From the outside, enterprise desktop migration looks expensive and time-consuming. In reality, neither of these assumptions are true.
So let’s take a look at a day in the life of an enterprise both before and after workspace transformation:
The evolution of the workspace: enterprise desktop migration
Work happens everywhere. Employees access work apps and data from anywhere in the world and use them in real-time. The increasing demand for agility and accessibility is sculpting the next wave of enterprise software.
To meet these expectations, IT managers need to change their approach in three areas:
- Consumption – the use and deployment of apps
- Performance – the agility and scalability of software
- Security – the governance and accessibility of data
Enterprise IT executives expect 60 percent of workloads to run in the cloud by 2020. The flexibility of the cloud is accelerating app deployment, enabling end-users to access their enterprise desktop remotely via their own device.
Companies aren’t restricted by on-premise servers and infrastructure anymore. This lets them scale their Virtual Desktop Infrastructure (VDI) at any time to accommodate changing workplace demands e.g. on-boarding new staff or letting people work flexibly in a business continuity situation when regular offices are not available.

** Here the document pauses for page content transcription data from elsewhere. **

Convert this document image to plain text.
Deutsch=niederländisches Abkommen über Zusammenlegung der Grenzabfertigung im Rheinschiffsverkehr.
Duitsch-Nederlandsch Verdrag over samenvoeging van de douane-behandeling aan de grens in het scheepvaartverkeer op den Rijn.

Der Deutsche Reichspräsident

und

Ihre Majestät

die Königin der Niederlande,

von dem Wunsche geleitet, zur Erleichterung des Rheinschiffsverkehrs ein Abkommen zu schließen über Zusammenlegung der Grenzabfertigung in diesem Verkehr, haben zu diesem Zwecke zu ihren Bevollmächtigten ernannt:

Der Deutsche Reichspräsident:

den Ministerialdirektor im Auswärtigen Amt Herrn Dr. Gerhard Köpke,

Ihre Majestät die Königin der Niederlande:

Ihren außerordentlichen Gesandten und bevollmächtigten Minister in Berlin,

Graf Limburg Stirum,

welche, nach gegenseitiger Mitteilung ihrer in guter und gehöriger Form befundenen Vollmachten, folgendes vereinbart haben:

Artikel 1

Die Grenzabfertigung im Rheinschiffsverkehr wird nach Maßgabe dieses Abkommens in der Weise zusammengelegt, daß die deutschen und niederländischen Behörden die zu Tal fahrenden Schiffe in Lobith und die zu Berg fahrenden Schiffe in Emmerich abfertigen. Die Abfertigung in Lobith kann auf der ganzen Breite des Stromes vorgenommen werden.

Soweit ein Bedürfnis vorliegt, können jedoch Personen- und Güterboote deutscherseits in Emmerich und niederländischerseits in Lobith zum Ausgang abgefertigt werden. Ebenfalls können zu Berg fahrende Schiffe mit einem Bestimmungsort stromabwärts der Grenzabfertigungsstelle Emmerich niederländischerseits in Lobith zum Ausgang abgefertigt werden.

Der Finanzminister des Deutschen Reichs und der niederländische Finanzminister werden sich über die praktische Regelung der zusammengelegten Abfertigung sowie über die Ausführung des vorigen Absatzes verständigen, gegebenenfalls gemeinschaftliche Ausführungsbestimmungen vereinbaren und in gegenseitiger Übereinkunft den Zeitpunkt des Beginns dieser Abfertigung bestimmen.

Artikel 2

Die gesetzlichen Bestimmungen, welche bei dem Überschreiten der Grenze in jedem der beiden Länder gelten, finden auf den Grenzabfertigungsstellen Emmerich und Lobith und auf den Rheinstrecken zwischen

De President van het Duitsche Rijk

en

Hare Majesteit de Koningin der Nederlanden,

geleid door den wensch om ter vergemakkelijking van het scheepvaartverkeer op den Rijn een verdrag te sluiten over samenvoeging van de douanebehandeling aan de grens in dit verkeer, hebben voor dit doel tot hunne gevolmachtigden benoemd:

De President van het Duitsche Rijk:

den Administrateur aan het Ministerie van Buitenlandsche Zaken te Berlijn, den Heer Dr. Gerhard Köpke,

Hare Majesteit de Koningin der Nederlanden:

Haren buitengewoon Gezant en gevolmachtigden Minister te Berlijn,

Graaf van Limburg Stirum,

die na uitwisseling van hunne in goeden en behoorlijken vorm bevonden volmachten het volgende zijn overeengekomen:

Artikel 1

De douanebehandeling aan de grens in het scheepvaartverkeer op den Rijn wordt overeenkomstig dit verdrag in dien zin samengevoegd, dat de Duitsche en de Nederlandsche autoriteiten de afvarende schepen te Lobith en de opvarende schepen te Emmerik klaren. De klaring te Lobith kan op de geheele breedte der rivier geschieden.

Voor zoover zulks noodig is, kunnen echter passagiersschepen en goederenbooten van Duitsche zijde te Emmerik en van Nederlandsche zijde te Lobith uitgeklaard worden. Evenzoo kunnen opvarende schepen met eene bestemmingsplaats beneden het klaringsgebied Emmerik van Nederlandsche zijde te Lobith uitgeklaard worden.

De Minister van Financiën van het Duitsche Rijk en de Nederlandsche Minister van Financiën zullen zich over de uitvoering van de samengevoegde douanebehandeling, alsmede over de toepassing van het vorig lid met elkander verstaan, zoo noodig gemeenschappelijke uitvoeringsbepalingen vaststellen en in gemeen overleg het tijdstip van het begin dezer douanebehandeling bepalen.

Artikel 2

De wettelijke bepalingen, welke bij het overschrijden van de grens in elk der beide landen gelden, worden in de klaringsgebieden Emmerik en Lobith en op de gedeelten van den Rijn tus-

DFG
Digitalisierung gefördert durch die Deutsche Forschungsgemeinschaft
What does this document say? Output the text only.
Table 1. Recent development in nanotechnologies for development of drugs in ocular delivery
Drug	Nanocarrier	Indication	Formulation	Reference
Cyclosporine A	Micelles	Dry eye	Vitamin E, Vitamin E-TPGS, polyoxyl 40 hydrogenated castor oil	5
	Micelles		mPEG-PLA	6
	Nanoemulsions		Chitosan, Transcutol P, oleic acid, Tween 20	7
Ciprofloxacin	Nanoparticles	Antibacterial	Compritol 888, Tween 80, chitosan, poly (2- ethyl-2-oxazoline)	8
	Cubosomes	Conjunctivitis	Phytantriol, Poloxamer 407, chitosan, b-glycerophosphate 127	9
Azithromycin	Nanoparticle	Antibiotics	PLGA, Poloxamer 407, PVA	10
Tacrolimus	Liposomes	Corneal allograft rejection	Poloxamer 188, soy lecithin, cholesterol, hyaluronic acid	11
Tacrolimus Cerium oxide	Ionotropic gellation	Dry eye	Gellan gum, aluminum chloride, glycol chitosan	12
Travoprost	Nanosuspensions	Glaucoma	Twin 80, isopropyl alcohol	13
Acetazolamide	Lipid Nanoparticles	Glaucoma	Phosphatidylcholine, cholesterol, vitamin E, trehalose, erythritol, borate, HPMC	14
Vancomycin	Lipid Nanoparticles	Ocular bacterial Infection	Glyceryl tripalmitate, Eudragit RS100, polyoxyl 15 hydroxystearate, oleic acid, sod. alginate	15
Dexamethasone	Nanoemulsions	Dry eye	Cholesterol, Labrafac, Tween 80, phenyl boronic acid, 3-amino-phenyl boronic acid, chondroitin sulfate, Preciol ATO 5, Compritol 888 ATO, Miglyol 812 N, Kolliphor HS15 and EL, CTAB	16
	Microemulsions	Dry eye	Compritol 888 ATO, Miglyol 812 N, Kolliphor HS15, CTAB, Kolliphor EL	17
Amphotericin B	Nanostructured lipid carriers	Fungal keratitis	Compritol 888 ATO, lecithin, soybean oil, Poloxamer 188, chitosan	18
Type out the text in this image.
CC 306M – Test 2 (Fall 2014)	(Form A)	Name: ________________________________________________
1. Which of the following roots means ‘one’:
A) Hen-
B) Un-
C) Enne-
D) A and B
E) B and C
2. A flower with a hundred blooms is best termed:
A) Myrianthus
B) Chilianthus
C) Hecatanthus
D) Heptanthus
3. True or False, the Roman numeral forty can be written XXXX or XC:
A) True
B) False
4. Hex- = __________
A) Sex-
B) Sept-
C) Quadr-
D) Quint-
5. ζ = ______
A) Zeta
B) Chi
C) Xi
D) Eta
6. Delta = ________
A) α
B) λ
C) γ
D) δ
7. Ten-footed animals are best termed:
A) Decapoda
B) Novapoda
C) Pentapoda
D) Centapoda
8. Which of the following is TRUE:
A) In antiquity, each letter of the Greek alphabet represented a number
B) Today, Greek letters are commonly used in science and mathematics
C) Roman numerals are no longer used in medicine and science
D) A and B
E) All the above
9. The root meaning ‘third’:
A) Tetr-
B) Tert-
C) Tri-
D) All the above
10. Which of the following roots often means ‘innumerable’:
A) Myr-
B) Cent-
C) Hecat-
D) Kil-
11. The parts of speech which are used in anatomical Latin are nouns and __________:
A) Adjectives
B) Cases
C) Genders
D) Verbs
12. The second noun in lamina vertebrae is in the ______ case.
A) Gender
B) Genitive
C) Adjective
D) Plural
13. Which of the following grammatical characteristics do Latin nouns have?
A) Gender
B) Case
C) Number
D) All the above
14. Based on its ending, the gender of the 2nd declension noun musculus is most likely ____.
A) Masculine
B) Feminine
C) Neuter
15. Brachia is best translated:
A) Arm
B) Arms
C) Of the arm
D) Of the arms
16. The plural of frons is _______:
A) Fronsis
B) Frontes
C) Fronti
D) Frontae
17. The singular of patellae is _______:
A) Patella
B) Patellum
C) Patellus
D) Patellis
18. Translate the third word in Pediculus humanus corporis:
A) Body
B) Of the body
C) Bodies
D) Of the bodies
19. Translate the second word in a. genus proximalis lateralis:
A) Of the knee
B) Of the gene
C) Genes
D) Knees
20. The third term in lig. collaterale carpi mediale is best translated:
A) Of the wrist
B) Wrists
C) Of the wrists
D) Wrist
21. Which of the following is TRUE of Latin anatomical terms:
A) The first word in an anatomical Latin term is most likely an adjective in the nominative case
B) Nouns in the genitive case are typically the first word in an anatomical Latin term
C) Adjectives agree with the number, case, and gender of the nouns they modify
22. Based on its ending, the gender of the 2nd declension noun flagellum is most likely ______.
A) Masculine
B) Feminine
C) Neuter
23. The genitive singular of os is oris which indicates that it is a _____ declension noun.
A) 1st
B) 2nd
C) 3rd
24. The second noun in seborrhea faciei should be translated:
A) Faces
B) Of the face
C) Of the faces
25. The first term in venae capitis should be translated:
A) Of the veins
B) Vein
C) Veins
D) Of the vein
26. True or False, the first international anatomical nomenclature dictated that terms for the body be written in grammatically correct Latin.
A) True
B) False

Employees are tied to one desktop, forced to wait until working hours to securely access files and data.
We live in an app economy. Smart device users expect to employ a service at the touch of a button. Transferred to the workspace, this culture is driving business growth.
Remaining agile is important and companies investing in the cloud are managing to burn through workloads faster and more efficiently than those reliant on legacy systems.
Self-service portals are also helping managers improve user support and reduce the burden on their IT team. By integrating with existing Active Directory infrastructure, these portals allow employees to reset passwords and access data independently, without stretching support staff.
Legacy servers are the only option for data storage and application. Workloads take days or even weeks to process and IT support is overrun by user requests.
To keep up with end-users and customers, IT managers are focusing on speed and delivery. SaaS packages such as Office 365 and Microsoft SharePoint offer scalable, enterprise-wide collaboration in real-time.
With The General Data Protection Regulation (GDPR) set to come into force on 25 May 2018, data governance is playing a crucial role in security and compliance processes. Companies are becoming more aware of the need for ubiquitous regulations and are employing the cloud to ensure safer data handling.
Mobile device management services like Microsoft Intune are enabling managers to secure corporate information at an app level. Rather than intrusively monitoring individual devices, enterprises are preventing breaches through one central application.
Identity access management is top of the agenda, dictating which employees can access confidential information at which times. Physical servers in cloud data centres are kept under heavy lock and key and data is encrypted in transit to prevent unauthorised access.
Leaky firewalls and unsecured servers leave data at risk of theft and tampering. Ungoverned user access and causal remote working practices make it near impossible to identify who has their hands on your most sensitive information.
Data security and identity management remain a concern for managers, especially in enterprises with BYOD policies. But, today, 64 percent of enterprises consider cloud infrastructure to be more secure than legacy systems.
The future’s bright, the future’s virtual
The cloud is already altering the workspace for the better, and enterprise desktop migration is becoming a must. By 2020, a corporate ‘no cloud’ policy will be as a rare as a ‘no-internet’ policy today, says Gartner. And by 2025, we believe that cloud-hosted VDIs will be more popular than today’s laptops and desktops.